Zakariyyah’s fingers stopped moving on the ring. “If that is the case, as you say, how should we act at all? We would be lost within a vast ocean with nothing to grasp onto; without knowing how to act on anything. We would be frozen by the inability to act.”

“Perhaps,” I said. “But I think it is like time.”

“What is that supposed to mean?”

“For us, there is a past, present, and future: we experience time within each momentary point. But God sees the entirety of Time all at once. What if all Truth, all meaning, is like that too? We go about, here and there sometimes just close to it, given just a glimpse of the ranges of Truth, but can never see the whole meaning?”

Zakariyyah gazed out along the row of shelves.

I continued, “What if the Interpretations conceive of the Word in such a way that…we reduce it to a black and white understanding of the Creator, and we label it Truth? I have been searching for a way to understand — ”

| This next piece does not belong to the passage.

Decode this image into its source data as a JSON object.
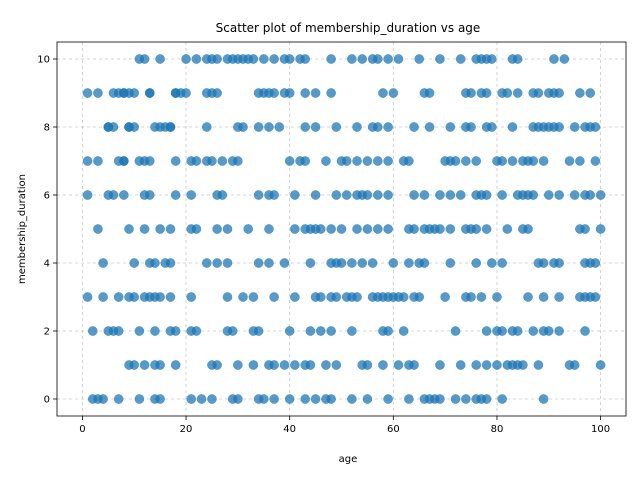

“— Are you not arrogant to think that you have the answers?” Zakariyyah turned sharply back to her. His frame — the silhouette of his nose, his jaw — was a knife. It cut cleanly through the air as he turned. He looked for a moment very much like his father, the offspring of Aziz Ardashir.

“I could ask you the same,” I said. “I never said I have the answers.”

“Then what is it that you are searching for, calligrapher Suryan?” His voice had turned cold, accusing.

“I don’t know,” I said. What if we needed less of the hubris of certainty, and more of the humility of uncertainty, when we spoke of the truths of the world, and determined fates and judgment based on them?

But I could not say this to him, to a Light Scholar.

From the other end of the room, the snowfinch sparrow peered out at us curiously.

I stood up. “I must return to the calligraphy hall.”

Zakariyyah nodded but did not look at me. He no longer twirled the ring around his finger, and he was still.

Abdullah the librarian’s head rose from the desk. He half-mumbled something and stretched, his eyes partially closed in drowsiness. The snowfinch sparrow chirped as if to greet him, or to inform him of the strange conversation that had been occurring inches away from him.

I walked out of the library. Down the halls, down the stairs, past servants carrying loads of trays and books and documents for the scholars.

What if it was not always Truth the scientists always sought within nature and the cosmos. What if it was not always Truth the holy scholars sought in seeking the Scriptures? What if they sought their own selves?

The Jhansari people were forced to different lands across the Ardth to build cities. The scientists said it was because of their ‘biological inferiority’ that they could be made slaves.

They took ‘scientific’ measurements of skulls and bones. They drew up charts and illustrations and mapped the brains and the bodies and the blood. They declared what the ‘truths of nature’ told them of the Jhansaris’ status on the scale of humanity; they published reports and manuscripts: cold, hard, neutral, objective numbers, data. Numbers could not lie, they said; science and nature could not lie.

Under the name of piety, of God, of virtue and of sin, under the name of nature and biology and evolution, man tried to legitimize their own egos. A way to validate and glorify the self, while casting others below — creating imaginary spectrums of human value in the name of science and divinity.

Was that not the story of the human ego? Extorting the unfortunate and the damned, the earth and the seas. Then we tried to exploit God in our own names.